We will now put to use all we have learned on language processing to find out the content of the tweets of democratic and republican members. 

_Exercise_ 5: TF-IDF of the republican and democratic tweets.
> We will create two documents, one containing the words extracted from tweets of republican members, and the other for Democratic members. We will then use TF-IDF to compare the content of these two documents and create a word-cloud. The procedure you should use is exactly the same you used in exercise 2 of week 7. The main steps are summarized below: 
> * Create two large documents, one for the democratic and one for the republican party. Tokenize the pages, and combine the tokens into one long list including all the pages of the members of the same party. 
>   * Exclude all twitter handles.
>   * Exclude punctuation.
>   * Exclude stop words (if you don't know what stop words are, go back and read NLPP1e again).
>   * Exclude numbers (since they're difficult to interpret in the word cloud).
>   * Set everything to lower case.
>   * Compute the TF-IDF for each document.
> * Now, create word-cloud for each party. Are these topics less "boring" than the wikipedia topics? Why?  Comment on the results.

# Part 3 - Sentiment analysis

Sentiment analysis is another highly useful technique which we'll use to make sense of the Twitter data. Experience shows that it might well be very useful when you get to the project stage of the class.



> **Video Lecture**: Uncle Sune talks about sentiment and his own youthful adventures.



In [1]:
from IPython.display import YouTubeVideo

YouTubeVideo("JuYcaYYlfrI",width=800, height=450)

> Reading: [Temporal Patterns of Happiness and Information in a Global Social Network: Hedonometrics and Twitter](http://journals.plos.org/plosone/article?id=10.1371/journal.pone.0026752) 

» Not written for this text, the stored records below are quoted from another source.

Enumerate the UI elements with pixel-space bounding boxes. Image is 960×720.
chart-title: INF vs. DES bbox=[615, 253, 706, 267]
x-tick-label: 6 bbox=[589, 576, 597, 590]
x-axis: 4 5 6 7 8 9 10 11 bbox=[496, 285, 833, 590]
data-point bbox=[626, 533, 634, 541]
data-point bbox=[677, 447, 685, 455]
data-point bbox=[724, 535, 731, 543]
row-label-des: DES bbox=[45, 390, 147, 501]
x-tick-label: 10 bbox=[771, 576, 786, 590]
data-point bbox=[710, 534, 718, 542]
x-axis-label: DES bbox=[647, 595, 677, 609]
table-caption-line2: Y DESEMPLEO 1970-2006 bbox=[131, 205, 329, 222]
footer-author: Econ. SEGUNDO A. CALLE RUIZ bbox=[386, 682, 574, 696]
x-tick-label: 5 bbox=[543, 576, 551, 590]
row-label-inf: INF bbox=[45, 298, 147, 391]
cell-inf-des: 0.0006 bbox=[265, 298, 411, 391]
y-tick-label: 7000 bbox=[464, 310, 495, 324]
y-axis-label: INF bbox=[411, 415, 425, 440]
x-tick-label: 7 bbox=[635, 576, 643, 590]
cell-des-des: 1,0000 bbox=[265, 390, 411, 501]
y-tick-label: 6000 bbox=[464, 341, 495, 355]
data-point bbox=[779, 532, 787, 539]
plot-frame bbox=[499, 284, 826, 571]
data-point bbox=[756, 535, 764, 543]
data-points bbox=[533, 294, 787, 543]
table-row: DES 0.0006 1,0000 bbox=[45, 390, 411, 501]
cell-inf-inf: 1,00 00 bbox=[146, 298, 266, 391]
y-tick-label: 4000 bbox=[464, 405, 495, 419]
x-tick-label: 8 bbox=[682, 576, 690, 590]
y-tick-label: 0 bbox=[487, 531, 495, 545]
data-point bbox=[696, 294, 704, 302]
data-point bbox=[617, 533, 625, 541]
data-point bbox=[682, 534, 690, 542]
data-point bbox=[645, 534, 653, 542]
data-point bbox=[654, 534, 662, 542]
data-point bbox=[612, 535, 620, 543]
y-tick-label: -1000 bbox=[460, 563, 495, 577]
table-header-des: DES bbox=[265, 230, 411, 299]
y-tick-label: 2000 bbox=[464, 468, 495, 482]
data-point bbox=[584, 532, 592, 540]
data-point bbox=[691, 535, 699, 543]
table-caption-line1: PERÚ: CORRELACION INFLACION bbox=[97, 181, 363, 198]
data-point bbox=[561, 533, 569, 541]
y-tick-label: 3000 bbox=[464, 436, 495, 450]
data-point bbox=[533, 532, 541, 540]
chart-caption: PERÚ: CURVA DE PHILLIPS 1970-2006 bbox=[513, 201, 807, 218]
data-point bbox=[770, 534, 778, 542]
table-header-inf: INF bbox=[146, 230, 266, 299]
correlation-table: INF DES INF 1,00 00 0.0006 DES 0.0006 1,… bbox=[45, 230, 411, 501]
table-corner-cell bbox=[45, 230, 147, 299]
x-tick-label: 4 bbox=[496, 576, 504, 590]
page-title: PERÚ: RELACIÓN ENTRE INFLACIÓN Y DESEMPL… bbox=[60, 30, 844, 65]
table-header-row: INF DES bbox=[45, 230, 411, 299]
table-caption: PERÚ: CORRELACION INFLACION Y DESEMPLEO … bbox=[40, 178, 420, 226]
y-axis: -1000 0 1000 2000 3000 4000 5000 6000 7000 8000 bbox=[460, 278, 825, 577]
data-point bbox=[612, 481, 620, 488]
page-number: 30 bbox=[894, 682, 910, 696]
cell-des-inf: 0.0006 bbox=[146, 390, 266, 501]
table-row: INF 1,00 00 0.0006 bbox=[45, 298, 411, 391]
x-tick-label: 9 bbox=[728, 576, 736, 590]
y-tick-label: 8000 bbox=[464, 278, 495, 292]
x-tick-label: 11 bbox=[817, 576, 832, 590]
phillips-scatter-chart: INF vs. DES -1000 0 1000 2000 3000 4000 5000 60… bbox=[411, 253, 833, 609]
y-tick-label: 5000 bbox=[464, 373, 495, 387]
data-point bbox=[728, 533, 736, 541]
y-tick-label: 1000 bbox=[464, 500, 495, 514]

> _Exercise_ 6: Sentiment over the Twitter data.
> 
> * Download the LabMT wordlist. It's available as supplementary material from [Temporal Patterns of Happiness and Information in a Global Social Network: Hedonometrics and Twitter](http://journals.plos.org/plosone/article?id=10.1371/journal.pone.0026752) (Data Set S1). Describe briefly how the list was generated.
> * Based on the LabMT word list, write a function that calculates sentiment given a list of tokens (the tokens should be lower case, etc).
> * Create two lists: one including the tokenized tweets written by democratic members, and the other including the tokenized tweets written by republican members. Calculate the sentiment of each tweet and plot the distribution of tweet sentiment for each of the two lists. Are there significant differences between the two? Which party post more positive tweets?
> * Compute the average _m_ and standard deviation $\sigma$  of the tweets sentiment (considering tweets by both republican and democrats). 
> * Now consider only tweets with sentiment lower than m-2$\sigma$. We will refer to them as _negative_ tweets.  Build a list containing the _negative_ tweets written by democrats, and one for republicans. Compute the TF-IDF for these two lists (use the same pre-processing steps in Exercise 5). Create a word-cloud for each of them. Are there differences between the positive contents posted by republicans and democrats?
> * Repeat the point above, but considering _positive_ tweets instead (e.g. with sentiment larger than m+2$\sigma$). Comment on your results.